The girls sat at a distance and watched him as he reverently stared at the food with tears of gratitude. Before the starving man ate a morsel, he knelt before Mere and Pere and kissed their hands. No words were exchanged as neither spoke each other’s language, but what amazing love was exchanged in that gesture!
The humble meal eaten, Pavle sat with his back against the stone wall and drank in the beauty of this family knowing it was unlikely that he’d ever see his again. Then a moment of unforgettable clarity struck him when his eyes met those of a beautiful young woman sitting across the cellar. It was 18-year-old Lise who stared at him with eyes of pity, but his were the eyes of hardened 31 year old man who saw his future lover. And it was the memory of that moment that kept him alive through the next three horrible years of war and prison camps.
Just weeks later, Lise was captured by the Nazis along with her brother Rene one night when they were out searching for a downed American airman.
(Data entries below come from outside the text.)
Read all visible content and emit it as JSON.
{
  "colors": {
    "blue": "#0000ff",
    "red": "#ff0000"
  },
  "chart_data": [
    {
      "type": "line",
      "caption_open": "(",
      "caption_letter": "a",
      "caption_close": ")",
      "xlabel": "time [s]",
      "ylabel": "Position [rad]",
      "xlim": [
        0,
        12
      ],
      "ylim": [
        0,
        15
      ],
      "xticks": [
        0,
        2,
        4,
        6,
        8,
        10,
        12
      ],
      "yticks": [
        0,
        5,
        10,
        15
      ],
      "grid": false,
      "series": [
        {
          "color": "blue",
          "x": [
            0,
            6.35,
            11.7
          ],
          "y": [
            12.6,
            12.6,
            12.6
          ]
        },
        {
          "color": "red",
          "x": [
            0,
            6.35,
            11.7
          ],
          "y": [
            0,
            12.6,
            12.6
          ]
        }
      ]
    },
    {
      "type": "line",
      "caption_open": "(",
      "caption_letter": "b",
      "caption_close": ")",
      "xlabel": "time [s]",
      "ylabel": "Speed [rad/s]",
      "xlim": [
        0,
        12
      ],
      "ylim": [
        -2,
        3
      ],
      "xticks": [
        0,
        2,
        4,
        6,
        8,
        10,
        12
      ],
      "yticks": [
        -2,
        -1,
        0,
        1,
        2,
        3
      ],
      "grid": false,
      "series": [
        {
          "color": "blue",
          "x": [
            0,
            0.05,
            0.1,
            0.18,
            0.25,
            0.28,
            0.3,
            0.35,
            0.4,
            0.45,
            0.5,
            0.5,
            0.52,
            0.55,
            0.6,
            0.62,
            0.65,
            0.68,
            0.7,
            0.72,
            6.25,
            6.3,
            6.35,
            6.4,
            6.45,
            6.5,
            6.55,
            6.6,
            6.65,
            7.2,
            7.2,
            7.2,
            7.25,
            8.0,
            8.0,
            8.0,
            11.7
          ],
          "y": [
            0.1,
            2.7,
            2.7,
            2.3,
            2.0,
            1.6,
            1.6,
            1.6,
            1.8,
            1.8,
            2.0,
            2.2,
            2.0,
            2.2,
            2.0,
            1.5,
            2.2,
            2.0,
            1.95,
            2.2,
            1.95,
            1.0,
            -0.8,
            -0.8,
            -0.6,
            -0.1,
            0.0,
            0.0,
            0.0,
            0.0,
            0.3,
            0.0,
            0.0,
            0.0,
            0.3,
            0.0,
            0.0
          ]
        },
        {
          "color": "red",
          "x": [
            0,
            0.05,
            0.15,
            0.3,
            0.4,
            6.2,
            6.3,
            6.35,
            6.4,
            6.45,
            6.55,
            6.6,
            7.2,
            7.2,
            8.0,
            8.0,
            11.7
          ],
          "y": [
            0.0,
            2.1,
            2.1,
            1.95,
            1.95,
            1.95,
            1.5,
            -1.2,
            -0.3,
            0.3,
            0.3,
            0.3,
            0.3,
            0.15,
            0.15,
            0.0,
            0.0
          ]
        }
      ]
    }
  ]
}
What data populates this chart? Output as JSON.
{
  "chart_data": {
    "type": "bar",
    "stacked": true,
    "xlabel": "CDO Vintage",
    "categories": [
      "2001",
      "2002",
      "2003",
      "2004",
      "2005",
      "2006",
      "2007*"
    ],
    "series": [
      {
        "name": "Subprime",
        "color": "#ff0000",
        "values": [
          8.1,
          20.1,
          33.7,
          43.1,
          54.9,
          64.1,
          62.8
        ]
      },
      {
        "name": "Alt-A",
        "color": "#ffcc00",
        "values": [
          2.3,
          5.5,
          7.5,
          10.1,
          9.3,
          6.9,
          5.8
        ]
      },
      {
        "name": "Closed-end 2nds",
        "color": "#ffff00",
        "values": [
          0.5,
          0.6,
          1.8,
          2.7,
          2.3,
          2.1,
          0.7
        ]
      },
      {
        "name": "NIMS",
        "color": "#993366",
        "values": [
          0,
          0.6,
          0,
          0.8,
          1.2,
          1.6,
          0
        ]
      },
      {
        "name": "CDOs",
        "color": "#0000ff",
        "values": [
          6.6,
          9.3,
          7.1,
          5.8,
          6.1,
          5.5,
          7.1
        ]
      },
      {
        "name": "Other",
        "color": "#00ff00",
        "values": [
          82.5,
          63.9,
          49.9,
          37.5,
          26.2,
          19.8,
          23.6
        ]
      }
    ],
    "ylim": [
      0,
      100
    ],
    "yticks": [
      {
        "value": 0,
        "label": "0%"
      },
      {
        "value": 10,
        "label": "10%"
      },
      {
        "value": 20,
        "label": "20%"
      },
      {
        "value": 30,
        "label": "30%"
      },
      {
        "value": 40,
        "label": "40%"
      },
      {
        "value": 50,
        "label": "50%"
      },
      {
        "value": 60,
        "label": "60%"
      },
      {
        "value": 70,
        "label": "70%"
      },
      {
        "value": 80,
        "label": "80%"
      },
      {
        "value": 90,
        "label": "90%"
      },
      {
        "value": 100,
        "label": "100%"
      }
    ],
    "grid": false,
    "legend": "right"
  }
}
She spent her 18th birthday on February 24 being beaten, interrogated, and finally imprisoned and put to work in a German munitions factory.
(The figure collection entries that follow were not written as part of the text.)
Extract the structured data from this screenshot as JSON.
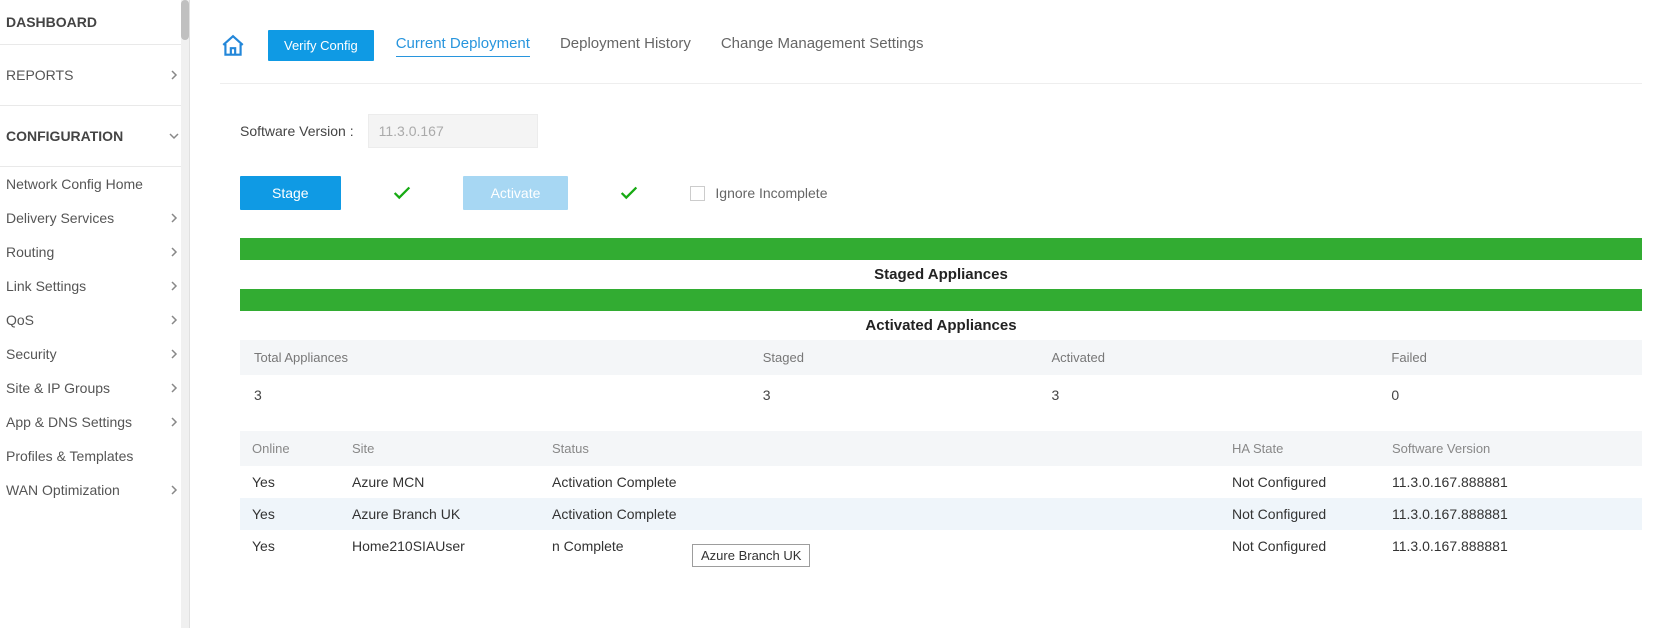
{
  "sidebar": {
    "dashboard": "DASHBOARD",
    "reports": "REPORTS",
    "configuration": "CONFIGURATION",
    "items": [
      {
        "label": "Network Config Home",
        "expandable": false
      },
      {
        "label": "Delivery Services",
        "expandable": true
      },
      {
        "label": "Routing",
        "expandable": true
      },
      {
        "label": "Link Settings",
        "expandable": true
      },
      {
        "label": "QoS",
        "expandable": true
      },
      {
        "label": "Security",
        "expandable": true
      },
      {
        "label": "Site & IP Groups",
        "expandable": true
      },
      {
        "label": "App & DNS Settings",
        "expandable": true
      },
      {
        "label": "Profiles & Templates",
        "expandable": false
      },
      {
        "label": "WAN Optimization",
        "expandable": true
      }
    ]
  },
  "topbar": {
    "verify": "Verify Config",
    "tabs": [
      {
        "label": "Current Deployment",
        "active": true
      },
      {
        "label": "Deployment History",
        "active": false
      },
      {
        "label": "Change Management Settings",
        "active": false
      }
    ]
  },
  "version": {
    "label": "Software Version :",
    "value": "11.3.0.167"
  },
  "actions": {
    "stage": "Stage",
    "activate": "Activate",
    "ignore": "Ignore Incomplete"
  },
  "sections": {
    "staged": "Staged Appliances",
    "activated": "Activated Appliances"
  },
  "summary": {
    "headers": [
      "Total Appliances",
      "Staged",
      "Activated",
      "Failed"
    ],
    "values": [
      "3",
      "3",
      "3",
      "0"
    ]
  },
  "details": {
    "headers": [
      "Online",
      "Site",
      "Status",
      "HA State",
      "Software Version"
    ],
    "rows": [
      {
        "online": "Yes",
        "site": "Azure MCN",
        "status": "Activation Complete",
        "ha": "Not Configured",
        "sv": "11.3.0.167.888881"
      },
      {
        "online": "Yes",
        "site": "Azure Branch UK",
        "status": "Activation Complete",
        "ha": "Not Configured",
        "sv": "11.3.0.167.888881"
      },
      {
        "online": "Yes",
        "site": "Home210SIAUser",
        "status": "n Complete",
        "ha": "Not Configured",
        "sv": "11.3.0.167.888881"
      }
    ]
  },
  "tooltip": "Azure Branch UK",
  "colors": {
    "primary": "#0f9ae4",
    "activateBtn": "#a7d7f3",
    "green": "#32ac32",
    "check": "#17aa13"
  }
}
Both Lise and Pavle survived to see the end of WWII. Lise was released and was sitting on a bench outside a train station in Germany waiting to get transport back to France. She’d been sitting there for 3 days, and although it was May it was still cold at night. She was thin and starving.
Pavle had been liberated by the American Army and stayed with them to assist in the aftermath as he spoke several languages and could translate. Lise was never far from his mind as the look in her beautiful eyes remained his lodestone for survival. He asked for a truck from the American army and began the search for her. Knowing only her name, he somehow found her sitting on that bench in Germany, hardly recognizing her emaciated body but knowing her for her eyes.
Her clothes were thread bare, and she was shivering. He took off his own socks, put them on her feet and wrapped her in his coat. He picked her up in his arms and carrying her like a little child, he tucked her into the front seat of his truck and drove her back to France to find what was left of her family.
Lise and Pavle married and made a beautiful home and family. Their love lasted even after Pavle passed away. I was with Lise, my mother, moments before she died and she told me her Pavle was waiting for her with open arms and that all she wanted now was to be with her beloved for eternity.
In addition to writing a regular food column, "Philosophizing About Food With Francine," for The Expression, Francine Black is a retired Boyertown Area School District music teacher. She gives private lessons to students from her studio on Opera Mountain high above Bally.